Just around the corner from Pauljuu’s house, where none of his people could see them, she stopped and kissed him again, as warmly as she had up on Saxawaman. Then she walked on to the door. “Do call,” she said as she clapped for a servant to open it.
“I will,” he said. “Thanks.” Just then the door opened. Kuurikwiljor went in.
Allister Park headed back toward the house where he was staying. As he walked, he wondered (purely in a hypothetical way, he told himself) how to go about finding a pampairuuna.
For the next several days, Kuuskoo stayed quiet. Park met with Tjiimpuu and Da’ud ibn Tariq, both alone and together. In diplomatic language, the joint discussions were frank and serious: which is to say, agreement was nowhere to be found. At least, however, the two men did seem willing to keep talking. To Park, whose job was heading off a war, that looked like progress.
He enjoyed his wirecaller talks with Kuurikwiljor much more. They went out to a restaurant that she praised for serving old-style Tawantiinsuujan food. Park left it convinced that the old Tawantiinsuujans had had a dull time.
“What do they call this dried meat?” he asked, gnawing on the long, tough strip.
“Ktjarkii,” she answered. Her teeth, apparently, had no trouble with it.
“Jerky!” he said. “We have the same word in English. How strange.” With a little thought, he realized it wasn’t so strange. The English he’d grown up with must have borrowed the term from his world’s Quechua. For that matter, he didn’t know whether jerky was a word in the Bretwaldate of Vinland. Have to ask Monkey-face, he thought.
The dinner also featured tjuunjuu-powdered potatoes preserved by exposure to frost and sun. It was as bland as it sounded.
Afterwards, they went walking on the walls of Saxawaman. Park, whose judgment in such matters was acute, could tell he was making progress. If he pushed matters, he thought Kuurikwiljor would probably yield. He decided not to push. Next time, he figured, she’d come around of her own accord. That would keep her happier in the long run, not leave her feeling used.
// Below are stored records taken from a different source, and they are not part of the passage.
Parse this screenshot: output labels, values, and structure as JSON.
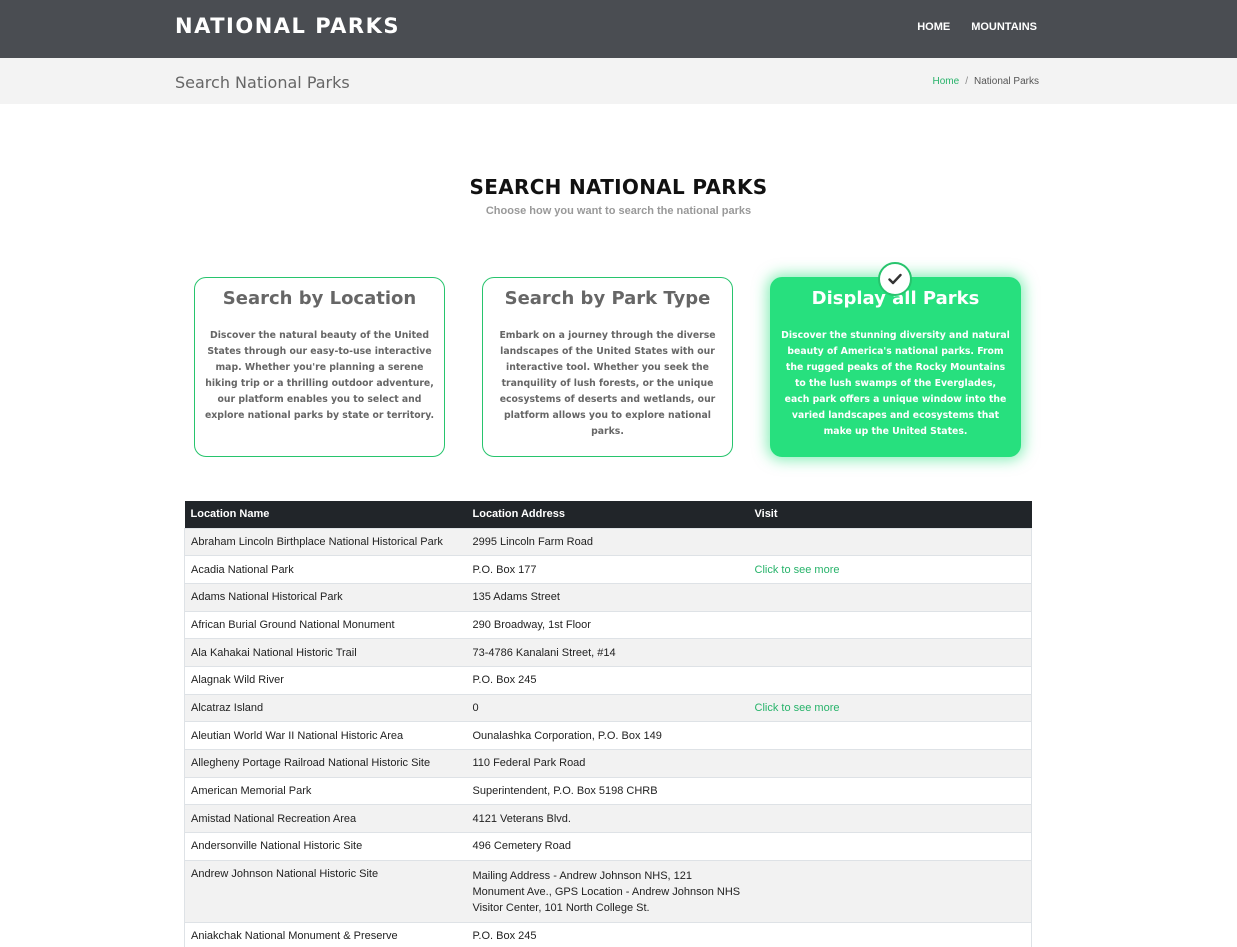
{
  "header": {
    "brand": "NATIONAL PARKS",
    "nav": [
      "HOME",
      "MOUNTAINS"
    ]
  },
  "subheader": {
    "title": "Search National Parks",
    "breadcrumb": {
      "home": "Home",
      "separator": "/",
      "current": "National Parks"
    }
  },
  "intro": {
    "title": "SEARCH NATIONAL PARKS",
    "subtitle": "Choose how you want to search the national parks"
  },
  "cards": [
    {
      "title": "Search by Location",
      "text": "Discover the natural beauty of the United States through our easy-to-use interactive map. Whether you're planning a serene hiking trip or a thrilling outdoor adventure, our platform enables you to select and explore national parks by state or territory."
    },
    {
      "title": "Search by Park Type",
      "text": "Embark on a journey through the diverse landscapes of the United States with our interactive tool. Whether you seek the tranquility of lush forests, or the unique ecosystems of deserts and wetlands, our platform allows you to explore national parks."
    },
    {
      "title": "Display all Parks",
      "text": "Discover the stunning diversity and natural beauty of America's national parks. From the rugged peaks of the Rocky Mountains to the lush swamps of the Everglades, each park offers a unique window into the varied landscapes and ecosystems that make up the United States.",
      "selected": true
    }
  ],
  "table": {
    "headers": [
      "Location Name",
      "Location Address",
      "Visit"
    ],
    "rows": [
      {
        "name": "Abraham Lincoln Birthplace National Historical Park",
        "address": "2995 Lincoln Farm Road",
        "visit": ""
      },
      {
        "name": "Acadia National Park",
        "address": "P.O. Box 177",
        "visit": "Click to see more"
      },
      {
        "name": "Adams National Historical Park",
        "address": "135 Adams Street",
        "visit": ""
      },
      {
        "name": "African Burial Ground National Monument",
        "address": "290 Broadway, 1st Floor",
        "visit": ""
      },
      {
        "name": "Ala Kahakai National Historic Trail",
        "address": "73-4786 Kanalani Street, #14",
        "visit": ""
      },
      {
        "name": "Alagnak Wild River",
        "address": "P.O. Box 245",
        "visit": ""
      },
      {
        "name": "Alcatraz Island",
        "address": "0",
        "visit": "Click to see more"
      },
      {
        "name": "Aleutian World War II National Historic Area",
        "address": "Ounalashka Corporation, P.O. Box 149",
        "visit": ""
      },
      {
        "name": "Allegheny Portage Railroad National Historic Site",
        "address": "110 Federal Park Road",
        "visit": ""
      },
      {
        "name": "American Memorial Park",
        "address": "Superintendent, P.O. Box 5198 CHRB",
        "visit": ""
      },
      {
        "name": "Amistad National Recreation Area",
        "address": "4121 Veterans Blvd.",
        "visit": ""
      },
      {
        "name": "Andersonville National Historic Site",
        "address": "496 Cemetery Road",
        "visit": ""
      },
      {
        "name": "Andrew Johnson National Historic Site",
        "address": "Mailing Address - Andrew Johnson NHS, 121 Monument Ave., GPS Location - Andrew Johnson NHS Visitor Center, 101 North College St.",
        "visit": ""
      },
      {
        "name": "Aniakchak National Monument & Preserve",
        "address": "P.O. Box 245",
        "visit": ""
      }
    ]
  },
  "colors": {
    "accent": "#27e07e",
    "link": "#27b36a",
    "topbar": "#4a4d52",
    "table_header": "#212529"
  },
  "icons": {
    "selected_card": "check-icon"
  }
}
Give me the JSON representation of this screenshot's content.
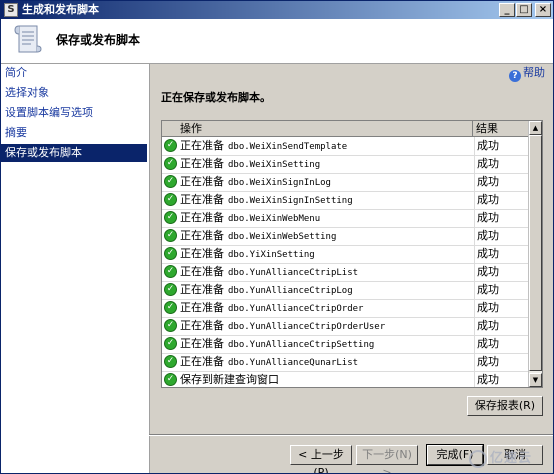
{
  "window": {
    "title": "生成和发布脚本",
    "controls": {
      "minimize": "_",
      "maximize": "□",
      "close": "×"
    }
  },
  "header": {
    "icon": "script-scroll-icon",
    "title": "保存或发布脚本"
  },
  "nav": {
    "items": [
      {
        "label": "简介",
        "selected": false
      },
      {
        "label": "选择对象",
        "selected": false
      },
      {
        "label": "设置脚本编写选项",
        "selected": false
      },
      {
        "label": "摘要",
        "selected": false
      },
      {
        "label": "保存或发布脚本",
        "selected": true
      }
    ]
  },
  "help": {
    "label": "帮助",
    "icon": "help-icon"
  },
  "status_text": "正在保存或发布脚本。",
  "grid": {
    "columns": [
      "操作",
      "结果"
    ],
    "rows": [
      {
        "prefix": "正在准备",
        "object": "dbo.WeiXinSendTemplate",
        "result": "成功"
      },
      {
        "prefix": "正在准备",
        "object": "dbo.WeiXinSetting",
        "result": "成功"
      },
      {
        "prefix": "正在准备",
        "object": "dbo.WeiXinSignInLog",
        "result": "成功"
      },
      {
        "prefix": "正在准备",
        "object": "dbo.WeiXinSignInSetting",
        "result": "成功"
      },
      {
        "prefix": "正在准备",
        "object": "dbo.WeiXinWebMenu",
        "result": "成功"
      },
      {
        "prefix": "正在准备",
        "object": "dbo.WeiXinWebSetting",
        "result": "成功"
      },
      {
        "prefix": "正在准备",
        "object": "dbo.YiXinSetting",
        "result": "成功"
      },
      {
        "prefix": "正在准备",
        "object": "dbo.YunAllianceCtripList",
        "result": "成功"
      },
      {
        "prefix": "正在准备",
        "object": "dbo.YunAllianceCtripLog",
        "result": "成功"
      },
      {
        "prefix": "正在准备",
        "object": "dbo.YunAllianceCtripOrder",
        "result": "成功"
      },
      {
        "prefix": "正在准备",
        "object": "dbo.YunAllianceCtripOrderUser",
        "result": "成功"
      },
      {
        "prefix": "正在准备",
        "object": "dbo.YunAllianceCtripSetting",
        "result": "成功"
      },
      {
        "prefix": "正在准备",
        "object": "dbo.YunAllianceQunarList",
        "result": "成功"
      },
      {
        "prefix": "保存到新建查询窗口",
        "object": "",
        "result": "成功"
      }
    ]
  },
  "buttons": {
    "save_report": "保存报表(R)",
    "back": "< 上一步(P)",
    "next": "下一步(N) >",
    "finish": "完成(F)",
    "cancel": "取消"
  },
  "watermark": "亿速云"
}
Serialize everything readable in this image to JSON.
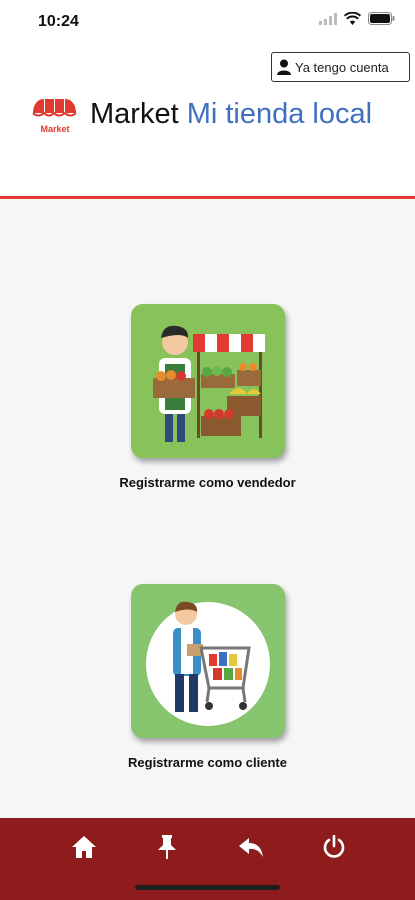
{
  "status_bar": {
    "time": "10:24"
  },
  "header": {
    "account_button_label": "Ya tengo cuenta",
    "logo_text": "Market",
    "brand_name": "Market",
    "brand_tagline": "Mi tienda local"
  },
  "options": [
    {
      "label": "Registrarme como vendedor",
      "icon": "vendor-illustration"
    },
    {
      "label": "Registrarme como cliente",
      "icon": "shopper-illustration"
    }
  ],
  "bottom_nav": {
    "items": [
      {
        "icon": "home-icon"
      },
      {
        "icon": "pin-icon"
      },
      {
        "icon": "back-arrow-icon"
      },
      {
        "icon": "power-icon"
      }
    ]
  },
  "colors": {
    "accent_red": "#e03a31",
    "nav_background": "#8f1c1c",
    "tagline_blue": "#3f6fc1"
  }
}
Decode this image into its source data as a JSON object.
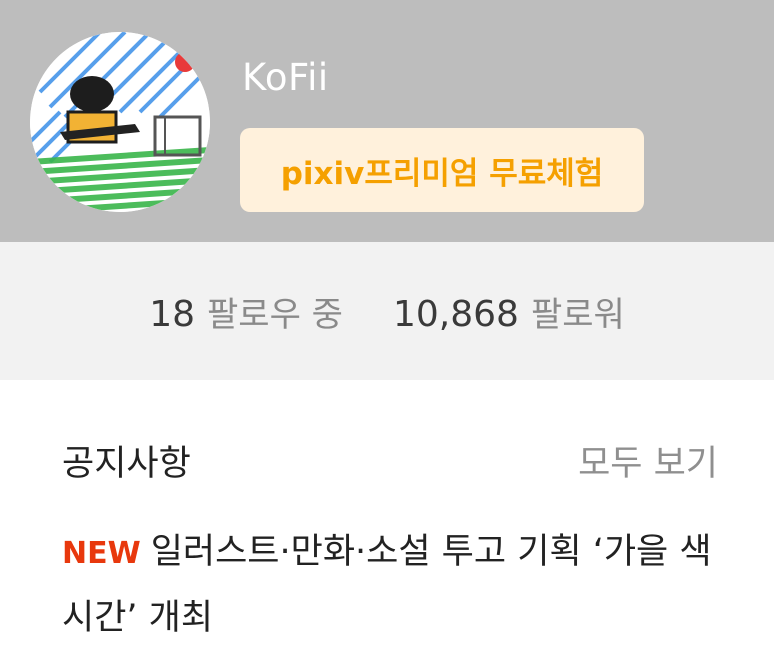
{
  "profile": {
    "username": "KoFii",
    "premium_label": "pixiv프리미엄 무료체험"
  },
  "stats": {
    "following_count": "18",
    "following_label": "팔로우 중",
    "followers_count": "10,868",
    "followers_label": "팔로워"
  },
  "notices": {
    "title": "공지사항",
    "view_all_label": "모두 보기",
    "items": [
      {
        "badge": "NEW",
        "text": "일러스트·만화·소설 투고 기획 ‘가을 색 시간’ 개최"
      }
    ]
  },
  "colors": {
    "header_bg": "#bdbdbd",
    "premium_bg": "#fff1dc",
    "premium_text": "#f5a000",
    "new_badge": "#e8380d",
    "stats_bg": "#f2f2f2"
  }
}
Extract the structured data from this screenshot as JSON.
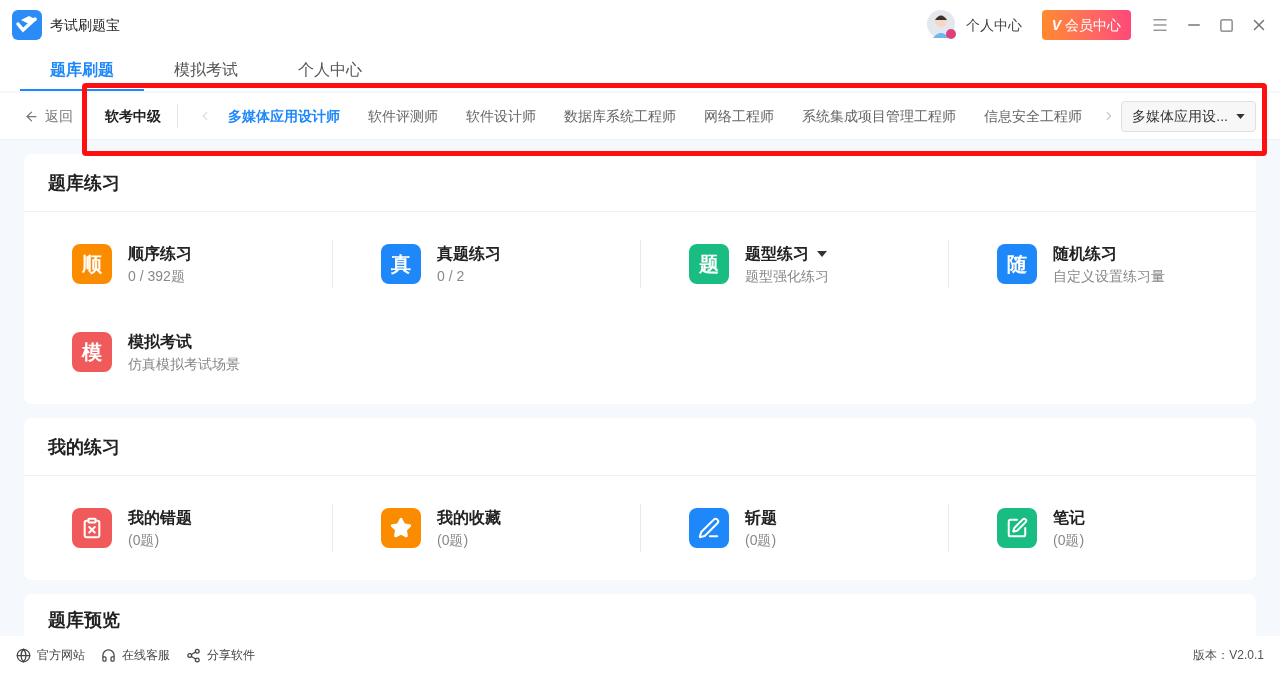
{
  "app": {
    "title": "考试刷题宝",
    "user_label": "个人中心",
    "vip_button": "会员中心",
    "vip_mark": "V"
  },
  "tabs": [
    {
      "label": "题库刷题",
      "selected": true
    },
    {
      "label": "模拟考试",
      "selected": false
    },
    {
      "label": "个人中心",
      "selected": false
    }
  ],
  "subject_bar": {
    "back": "返回",
    "level": "软考中级",
    "highlighted": true,
    "subjects": [
      {
        "label": "多媒体应用设计师",
        "selected": true
      },
      {
        "label": "软件评测师",
        "selected": false
      },
      {
        "label": "软件设计师",
        "selected": false
      },
      {
        "label": "数据库系统工程师",
        "selected": false
      },
      {
        "label": "网络工程师",
        "selected": false
      },
      {
        "label": "系统集成项目管理工程师",
        "selected": false
      },
      {
        "label": "信息安全工程师",
        "selected": false
      }
    ],
    "dropdown": "多媒体应用设..."
  },
  "sections": [
    {
      "title": "题库练习",
      "items": [
        {
          "kind": "letter",
          "glyph": "顺",
          "color": "#fb8c00",
          "title": "顺序练习",
          "subtitle": "0 / 392题",
          "dropdown": false
        },
        {
          "kind": "letter",
          "glyph": "真",
          "color": "#1e88fa",
          "title": "真题练习",
          "subtitle": "0 / 2",
          "dropdown": false
        },
        {
          "kind": "letter",
          "glyph": "题",
          "color": "#19bd82",
          "title": "题型练习",
          "subtitle": "题型强化练习",
          "dropdown": true
        },
        {
          "kind": "letter",
          "glyph": "随",
          "color": "#1e88fa",
          "title": "随机练习",
          "subtitle": "自定义设置练习量",
          "dropdown": false
        },
        {
          "kind": "letter",
          "glyph": "模",
          "color": "#f05a5a",
          "title": "模拟考试",
          "subtitle": "仿真模拟考试场景",
          "dropdown": false
        }
      ]
    },
    {
      "title": "我的练习",
      "items": [
        {
          "kind": "wrong",
          "color": "#f05a5a",
          "title": "我的错题",
          "subtitle": "(0题)",
          "dropdown": false
        },
        {
          "kind": "star",
          "color": "#fb8c00",
          "title": "我的收藏",
          "subtitle": "(0题)",
          "dropdown": false
        },
        {
          "kind": "slash",
          "color": "#1e88fa",
          "title": "斩题",
          "subtitle": "(0题)",
          "dropdown": false
        },
        {
          "kind": "note",
          "color": "#19bd82",
          "title": "笔记",
          "subtitle": "(0题)",
          "dropdown": false
        }
      ]
    },
    {
      "title": "题库预览"
    }
  ],
  "footer": {
    "links": [
      {
        "kind": "globe",
        "label": "官方网站"
      },
      {
        "kind": "headset",
        "label": "在线客服"
      },
      {
        "kind": "share",
        "label": "分享软件"
      }
    ],
    "version": "版本：V2.0.1"
  }
}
By the time he got home that night, he’d forgotten all about asking Eric Dunedin about ktjarkii. He remembered the next morning, but Dunedin was still asleep. Park never had got fully used to the idea of having a servant. He got dressed, made his own breakfast, and left for the foreign ministry with Monkey-face still snoring.
Tjiimpuu was in a towering fury when he arrived. The Tawantiinsuujan hurled two sheets of paper onto the desk in front of him, slammed his open hand down on them with a noise like a thunderclap. “Patjakamak curse the Muslims for ever and ever!” he shouted. “As you asked, we showed restraint — and here are the thanks we got for it.”
“What’s gone wrong?” Park asked with a sinking feeling.
“They like their little joke, making goodwains into bombs,” Tjiimpuu ground out. “Here is one report from Kiitoo in the north, another from Kahamarka closer to home. Deaths, injuries, destruction. Well, we will visit them all on the Emirate of the Dar al-Harb, I promise you that. Nor will you talk me out of war this time, either.”